Thursday, February 26, 2009

Women's Hockey Log: Friars Eye Resurgence On Offense

Their record 1-5-1 since the calendar Zamboni’s last lap, and resorting to overtime or a shootout to polish off both of their latest conference victories, the Friars are not inclined to deny the difference their lately arid offense might have made in their playoff assignment.

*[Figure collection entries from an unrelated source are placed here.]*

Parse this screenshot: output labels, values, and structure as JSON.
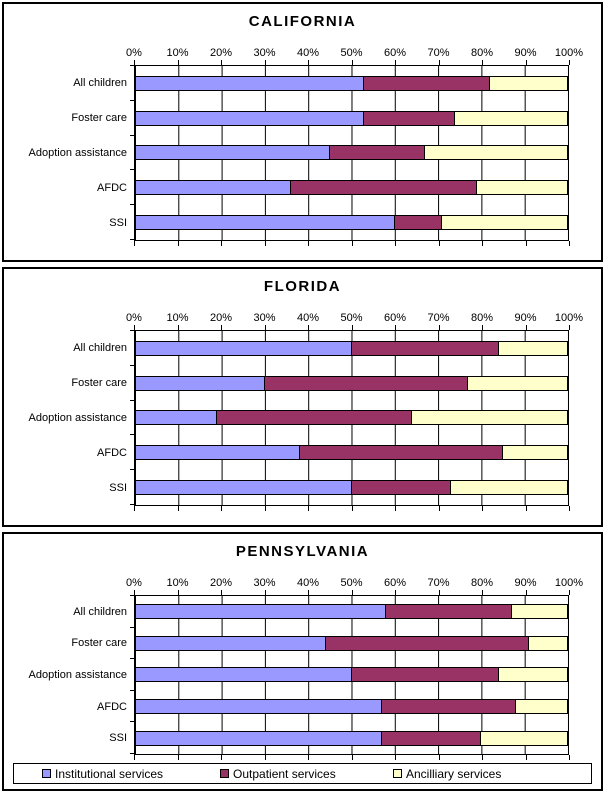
{
  "colors": {
    "institutional": "#9999FF",
    "outpatient": "#993366",
    "ancilliary": "#FFFFCC",
    "axis": "#000000",
    "background": "#FFFFFF"
  },
  "legend": [
    {
      "label": "Institutional services",
      "color": "#9999FF"
    },
    {
      "label": "Outpatient services",
      "color": "#993366"
    },
    {
      "label": "Ancilliary services",
      "color": "#FFFFCC"
    }
  ],
  "chart_data": [
    {
      "type": "bar",
      "stacked": true,
      "orientation": "horizontal",
      "title": "CALIFORNIA",
      "categories": [
        "All children",
        "Foster care",
        "Adoption assistance",
        "AFDC",
        "SSI"
      ],
      "series": [
        {
          "name": "Institutional services",
          "color": "#9999FF",
          "values": [
            53,
            53,
            45,
            36,
            60
          ]
        },
        {
          "name": "Outpatient services",
          "color": "#993366",
          "values": [
            29,
            21,
            22,
            43,
            11
          ]
        },
        {
          "name": "Ancilliary services",
          "color": "#FFFFCC",
          "values": [
            18,
            26,
            33,
            21,
            29
          ]
        }
      ],
      "xlim": [
        0,
        100
      ],
      "x_tick_labels": [
        "0%",
        "10%",
        "20%",
        "30%",
        "40%",
        "50%",
        "60%",
        "70%",
        "80%",
        "90%",
        "100%"
      ],
      "grid": true,
      "legend_position": "none"
    },
    {
      "type": "bar",
      "stacked": true,
      "orientation": "horizontal",
      "title": "FLORIDA",
      "categories": [
        "All children",
        "Foster care",
        "Adoption assistance",
        "AFDC",
        "SSI"
      ],
      "series": [
        {
          "name": "Institutional services",
          "color": "#9999FF",
          "values": [
            50,
            30,
            19,
            38,
            50
          ]
        },
        {
          "name": "Outpatient services",
          "color": "#993366",
          "values": [
            34,
            47,
            45,
            47,
            23
          ]
        },
        {
          "name": "Ancilliary services",
          "color": "#FFFFCC",
          "values": [
            16,
            23,
            36,
            15,
            27
          ]
        }
      ],
      "xlim": [
        0,
        100
      ],
      "x_tick_labels": [
        "0%",
        "10%",
        "20%",
        "30%",
        "40%",
        "50%",
        "60%",
        "70%",
        "80%",
        "90%",
        "100%"
      ],
      "grid": true,
      "legend_position": "none"
    },
    {
      "type": "bar",
      "stacked": true,
      "orientation": "horizontal",
      "title": "PENNSYLVANIA",
      "categories": [
        "All children",
        "Foster care",
        "Adoption assistance",
        "AFDC",
        "SSI"
      ],
      "series": [
        {
          "name": "Institutional services",
          "color": "#9999FF",
          "values": [
            58,
            44,
            50,
            57,
            57
          ]
        },
        {
          "name": "Outpatient services",
          "color": "#993366",
          "values": [
            29,
            47,
            34,
            31,
            23
          ]
        },
        {
          "name": "Ancilliary services",
          "color": "#FFFFCC",
          "values": [
            13,
            9,
            16,
            12,
            20
          ]
        }
      ],
      "xlim": [
        0,
        100
      ],
      "x_tick_labels": [
        "0%",
        "10%",
        "20%",
        "30%",
        "40%",
        "50%",
        "60%",
        "70%",
        "80%",
        "90%",
        "100%"
      ],
      "grid": true,
      "legend_position": "bottom"
    }
  ]
}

They will round out their February slate on Saturday with a spontaneously scheduled do-or-die, Seed 4 versus Seed 5, home tilt with Connecticut, against whom they sneezed out an unfavorable 2-1 OT decision on the first of the month. Since that afternoon, they have not mustered any more than two regulation goals per game. They have been restricted to merely one in each of their last three.
 
Laura Veharanta, still the top gun of the program with a 15-14-29 scoring transcript, has kept that same data ever since she planted an initial 1-0 lead during that visit to Freitas Ice Forum. Former linemate and top playmaker Ashley Cottrell has upped a 5-14-19 reading to 5-16-21 in the last four weeks. Senior A-captain Katy Beach is dry on the month as a whole, leaving her stuck on 8-8-16 totals.
 
Most everyone else has at least sprinkled valuable, tangible output, though not enough to retain the once-worthwhile visions of bringing the Hockey East championship to Schneider Arena. Some nights, they have fallen prey to the opposing defense’s equivalent resolve, amounting to shallow shot totals. Other times, they have launched boundless salvos at rubber-proof brick walls in the crease.
 
“I honestly think it’s just been great goaltending,” said head coach Bob Deraney. “I think we’re making shots and we’re doing all the things that you’re supposed to do. It just happens that you’re snakebitten.”
 
When PC’s promise for a regal finish in the standings was at its peak some three weeks ago, they lobbed an even 100 cumulative shots at Northeastern’s tricky tumbler Florence Schelling, though it would only be good for five strikes and two of four possible points in the home-and-home series.
 
From there, they pressed on to back-to-back confrontations with the two eventual first-round byes, New Hampshire and Boston College, both of whom laid out effective puck graters and confined the Friars to no more than 22 shots over their next three games –a trinity of losses by a combined 12-4 upshot.
 
Granted, Providence virtually matched their adversaries’ exceptional defensive grip each night. But their own strike force simply didn’t bat home more of those decisive, fleeting scoring rushes.
 
“It definitely needs to be addressed and hopefully we’ll pick it up,” said Cottrell, whose last regulation lamp-lighter was the icebreaker in a 5-1 drubbing of UConn at the end of January, coincidentally the last offensive bonfire PC has spoken of. “We just have to go out there, play our game systematically, and be mentally strong.”
 
There was a rather timely hint of that yearned-for resurgence last Saturday at BC’s Conte Forum, at which point it was already do-or-die as far as home ice for this weekend’s preliminary round was concerned. The fresh-willed, fastidious Friars threw a baker’s dozen worth of biscuits at Molly Schaus, though the celestial stopper made like herself in swallowing everything to lug a 1-0 lead into the first intermission.
 
The Eagles subsequently trimmed PC’s shooting frequency to 10 second period stabs to merely seven in the third. But, to their credit, the Friars only let Genevieve Lacasse deal with 13 more Boston bids after she had faced 10 in the opening frame. And Erin Normore’s connection in the middle frame effectively turned the tables.
 
By day’s end, Lacasse had overthrown Schaus for first place in intra-league save percentage and her praetorian guards –reeling off Cottrell’s shootout clincher- are stirring a new brew of hunger and hope in their practice ice this week.
 
“It’s definitely something that we need to focus on,” said Normore, who has four points in five career postseason games. “In our last couple of games, we have gotten our shots and chances. We just can’t put the puck home. But hopefully these (timely bounces tend to) come in do-or-die games and we can put those shots home and get the wins under our belt.”
 
Providence has held up thus far on relatively short sustenance, all leaderboard lesions aside. But the mutually do-or-die scenario at hand might call for a reprise of the three-goal outburst that effectively settled the home swing with UConn.
 
“I have to believe that we’re storing them up to something,” said Deraney. “I’ve always believed that it always evens out. So the fact that we haven’t been scoring means we’re soon going to break through somewhere, somehow. And since we’re still playing and in the playoffs, there’s no better time to break out than this Saturday.”